I remember the first time I was publicly fat shamed. I was a 16 years old and on a class trip to the Jewish Heritage Museum in Manhattan for leadership training. We were having lunch in the museum’s cafeteria; honestly I don’t remember if I actually ate anything since this was during the time I would skip meals with the goal of getting thin. I do remember that at one point my friend got up to get a second helping of food at which time I asked him to get me a can of soda. He came back with a can of Diet Coke, I looked at the can and then up at him in confusion. He then said, very loudly I might add, “You could stand to lose a couple of pounds.” The entire table and those next to it laughed. I left the soda right in his hand and walked away. No one stood up for me and he never apologized. He claimed that it was a joke. I wasn’t laughing.

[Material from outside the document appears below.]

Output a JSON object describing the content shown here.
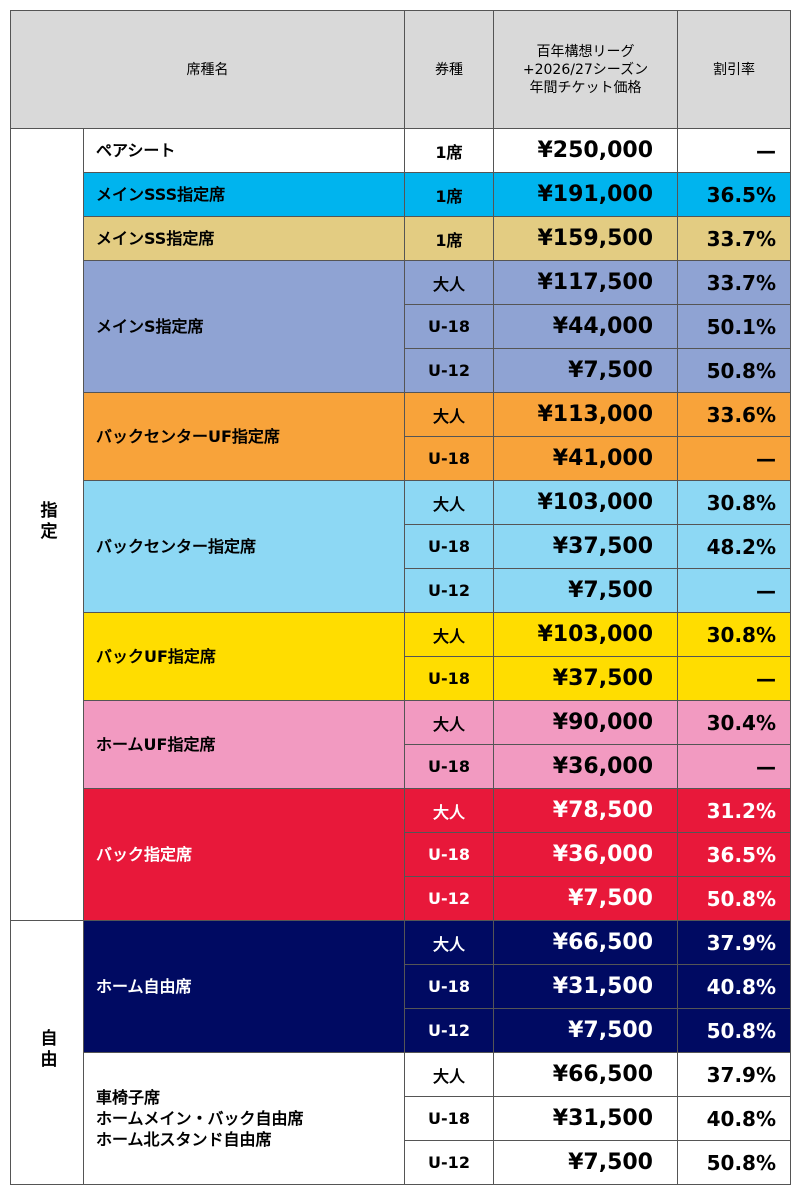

Such occurrences only got worse once I got older. In fact,one of my mother’s oldest friends no longer greets me with a, “Hi, how have you been?,” like the average person would, but with a, “You’re fatter.”
Recently the most popular tactic of public fat-shaming in my life has popped up at church luncheons and nights out at restaurants, where people will see me pass on the salad which leads them to pushing it to me with the notion that it will “get me thin.” It is no secret that I am usually not the thinnest person at a dinner party, but eating a salad before the main course of a meal will not change this fact within the next five minutes. I am very, very picky when it comes to vegetables and fruits, and its not because I don’t like them. I don’t trust the people who prep and serve it. I want the vegetables that come on my plate to be fresh and clean and the only way I can be sure of this is when I do it myself. Which is why 9 times out of 10, I do not eat any salad outside of my kitchen. (This is what happens when you watch too many episodes of Kitchen Nightmares).

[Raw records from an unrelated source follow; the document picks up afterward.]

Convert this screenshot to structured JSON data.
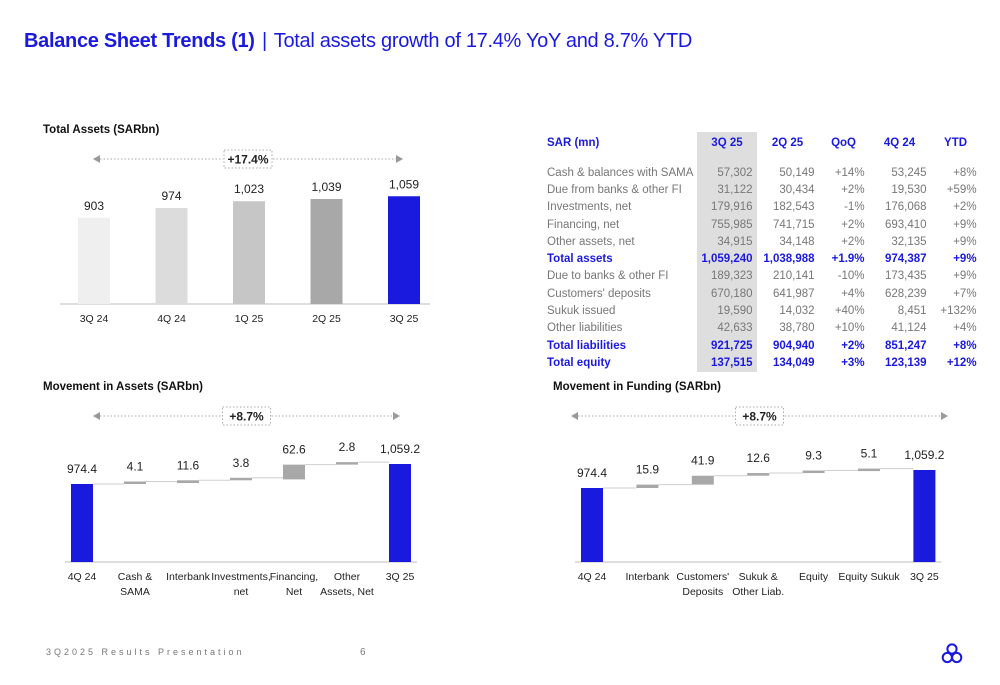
{
  "header": {
    "title_bold": "Balance Sheet Trends (1)",
    "separator": "|",
    "subtitle": "Total assets growth of 17.4% YoY and 8.7% YTD"
  },
  "colors": {
    "accent": "#1a1adf",
    "highlight_col": "#dedede",
    "grey_bar": "#a8a8a8"
  },
  "chart_data": [
    {
      "id": "total_assets",
      "type": "bar",
      "title": "Total Assets (SARbn)",
      "categories": [
        "3Q 24",
        "4Q 24",
        "1Q 25",
        "2Q 25",
        "3Q 25"
      ],
      "values": [
        903,
        974,
        1023,
        1039,
        1059
      ],
      "labels": [
        "903",
        "974",
        "1,023",
        "1,039",
        "1,059"
      ],
      "bar_colors": [
        "#efefef",
        "#dcdcdc",
        "#c6c6c6",
        "#a8a8a8",
        "#1a1adf"
      ],
      "growth_label": "+17.4%"
    },
    {
      "id": "movement_assets",
      "type": "waterfall",
      "title": "Movement in Assets (SARbn)",
      "categories": [
        "4Q 24",
        "Cash & SAMA",
        "Interbank",
        "Investments, net",
        "Financing, Net",
        "Other Assets, Net",
        "3Q 25"
      ],
      "category_lines": [
        [
          "4Q 24"
        ],
        [
          "Cash &",
          "SAMA"
        ],
        [
          "Interbank"
        ],
        [
          "Investments,",
          "net"
        ],
        [
          "Financing,",
          "Net"
        ],
        [
          "Other",
          "Assets, Net"
        ],
        [
          "3Q 25"
        ]
      ],
      "values": [
        974.4,
        4.1,
        11.6,
        3.8,
        62.6,
        2.8,
        1059.2
      ],
      "labels": [
        "974.4",
        "4.1",
        "11.6",
        "3.8",
        "62.6",
        "2.8",
        "1,059.2"
      ],
      "growth_label": "+8.7%"
    },
    {
      "id": "movement_funding",
      "type": "waterfall",
      "title": "Movement in Funding (SARbn)",
      "categories": [
        "4Q 24",
        "Interbank",
        "Customers' Deposits",
        "Sukuk & Other Liab.",
        "Equity",
        "Equity Sukuk",
        "3Q 25"
      ],
      "category_lines": [
        [
          "4Q 24"
        ],
        [
          "Interbank"
        ],
        [
          "Customers'",
          "Deposits"
        ],
        [
          "Sukuk &",
          "Other Liab."
        ],
        [
          "Equity"
        ],
        [
          "Equity Sukuk"
        ],
        [
          "3Q 25"
        ]
      ],
      "values": [
        974.4,
        15.9,
        41.9,
        12.6,
        9.3,
        5.1,
        1059.2
      ],
      "labels": [
        "974.4",
        "15.9",
        "41.9",
        "12.6",
        "9.3",
        "5.1",
        "1,059.2"
      ],
      "growth_label": "+8.7%"
    }
  ],
  "table": {
    "headers": [
      "SAR (mn)",
      "3Q 25",
      "2Q 25",
      "QoQ",
      "4Q 24",
      "YTD"
    ],
    "rows": [
      {
        "label": "Cash & balances with SAMA",
        "cells": [
          "57,302",
          "50,149",
          "+14%",
          "53,245",
          "+8%"
        ],
        "bold": false
      },
      {
        "label": "Due from banks & other FI",
        "cells": [
          "31,122",
          "30,434",
          "+2%",
          "19,530",
          "+59%"
        ],
        "bold": false
      },
      {
        "label": "Investments, net",
        "cells": [
          "179,916",
          "182,543",
          "-1%",
          "176,068",
          "+2%"
        ],
        "bold": false
      },
      {
        "label": "Financing, net",
        "cells": [
          "755,985",
          "741,715",
          "+2%",
          "693,410",
          "+9%"
        ],
        "bold": false
      },
      {
        "label": "Other assets, net",
        "cells": [
          "34,915",
          "34,148",
          "+2%",
          "32,135",
          "+9%"
        ],
        "bold": false
      },
      {
        "label": "Total assets",
        "cells": [
          "1,059,240",
          "1,038,988",
          "+1.9%",
          "974,387",
          "+9%"
        ],
        "bold": true
      },
      {
        "label": "Due to banks & other FI",
        "cells": [
          "189,323",
          "210,141",
          "-10%",
          "173,435",
          "+9%"
        ],
        "bold": false
      },
      {
        "label": "Customers' deposits",
        "cells": [
          "670,180",
          "641,987",
          "+4%",
          "628,239",
          "+7%"
        ],
        "bold": false
      },
      {
        "label": "Sukuk issued",
        "cells": [
          "19,590",
          "14,032",
          "+40%",
          "8,451",
          "+132%"
        ],
        "bold": false
      },
      {
        "label": "Other liabilities",
        "cells": [
          "42,633",
          "38,780",
          "+10%",
          "41,124",
          "+4%"
        ],
        "bold": false
      },
      {
        "label": "Total liabilities",
        "cells": [
          "921,725",
          "904,940",
          "+2%",
          "851,247",
          "+8%"
        ],
        "bold": true
      },
      {
        "label": "Total equity",
        "cells": [
          "137,515",
          "134,049",
          "+3%",
          "123,139",
          "+12%"
        ],
        "bold": true
      }
    ]
  },
  "footer": {
    "text": "3Q2025 Results Presentation",
    "page": "6"
  },
  "logo": {
    "icon": "bank-logo-icon"
  }
}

Naturally I am allowed to have my own preferences, yet because of my size this is put down to having an unhealthy lifestyle. Many people don’t realize that eating habits are not the only things that affect your weight, things like sleep deprivation, thyroid problems, pregnancy and stress can all expand your waistline. No amount of salad will chance this if any or these factors are affecting you. And whether it is my eating habits or any of the aforementioned factors that has got me to my current weight, that is none of your business. It’s mine.

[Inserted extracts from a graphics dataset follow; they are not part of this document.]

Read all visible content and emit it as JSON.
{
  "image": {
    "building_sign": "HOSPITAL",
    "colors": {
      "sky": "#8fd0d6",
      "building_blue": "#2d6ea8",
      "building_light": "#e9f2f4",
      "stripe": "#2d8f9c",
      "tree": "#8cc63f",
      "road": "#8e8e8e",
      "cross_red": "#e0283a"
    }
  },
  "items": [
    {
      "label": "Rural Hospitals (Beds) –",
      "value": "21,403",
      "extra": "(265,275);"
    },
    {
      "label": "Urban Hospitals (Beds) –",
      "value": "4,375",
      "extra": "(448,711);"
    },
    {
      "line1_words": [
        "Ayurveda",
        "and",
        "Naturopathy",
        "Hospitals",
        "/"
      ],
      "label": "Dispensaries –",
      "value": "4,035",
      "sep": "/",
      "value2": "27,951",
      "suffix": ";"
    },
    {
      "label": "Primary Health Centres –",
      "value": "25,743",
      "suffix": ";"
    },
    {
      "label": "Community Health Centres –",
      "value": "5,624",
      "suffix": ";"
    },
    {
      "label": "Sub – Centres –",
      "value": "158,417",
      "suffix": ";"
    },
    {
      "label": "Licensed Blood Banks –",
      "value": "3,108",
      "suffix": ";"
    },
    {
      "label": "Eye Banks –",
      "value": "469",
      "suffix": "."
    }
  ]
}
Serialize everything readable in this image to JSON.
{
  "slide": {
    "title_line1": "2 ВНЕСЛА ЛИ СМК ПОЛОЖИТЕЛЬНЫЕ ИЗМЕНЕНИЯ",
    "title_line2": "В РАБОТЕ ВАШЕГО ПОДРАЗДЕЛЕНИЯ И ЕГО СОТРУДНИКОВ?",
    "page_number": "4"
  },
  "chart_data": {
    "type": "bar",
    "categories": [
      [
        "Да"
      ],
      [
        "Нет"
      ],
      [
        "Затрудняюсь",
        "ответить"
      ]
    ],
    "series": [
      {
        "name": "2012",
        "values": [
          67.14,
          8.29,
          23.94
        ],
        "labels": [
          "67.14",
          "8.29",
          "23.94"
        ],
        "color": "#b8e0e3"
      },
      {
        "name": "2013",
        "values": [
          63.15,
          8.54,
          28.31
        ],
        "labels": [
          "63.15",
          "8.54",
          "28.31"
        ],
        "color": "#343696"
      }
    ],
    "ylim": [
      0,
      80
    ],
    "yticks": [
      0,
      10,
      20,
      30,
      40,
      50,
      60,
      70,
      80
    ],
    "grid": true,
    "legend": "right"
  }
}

Fat-shaming is anything but new at this point, yet what is both sad and irritating is how most people find nothing wrong with it. Many people claim that these kinds of actions are taken out of concern for my health when in reality it is for their own benefit. They wish to make themselves feel better by making people like me feel bad. Constantly telling me that I am fat and should be ashamed of myself isn’t going to motivate me to do anything else but hate my body.
Is it any wonder why it took me reaching my mid-twenties to finally admit that I am worthy of living my life? The fact that I started participating in an exercise class and making healthier choices in what and when I eat is not due to fat-shaming, I started loving myself and I want to make sure that I treat my body right especially after so many years of self inflicted hate.
Have you been fat-shamed? How do you go about shutting down those who fat-shame you?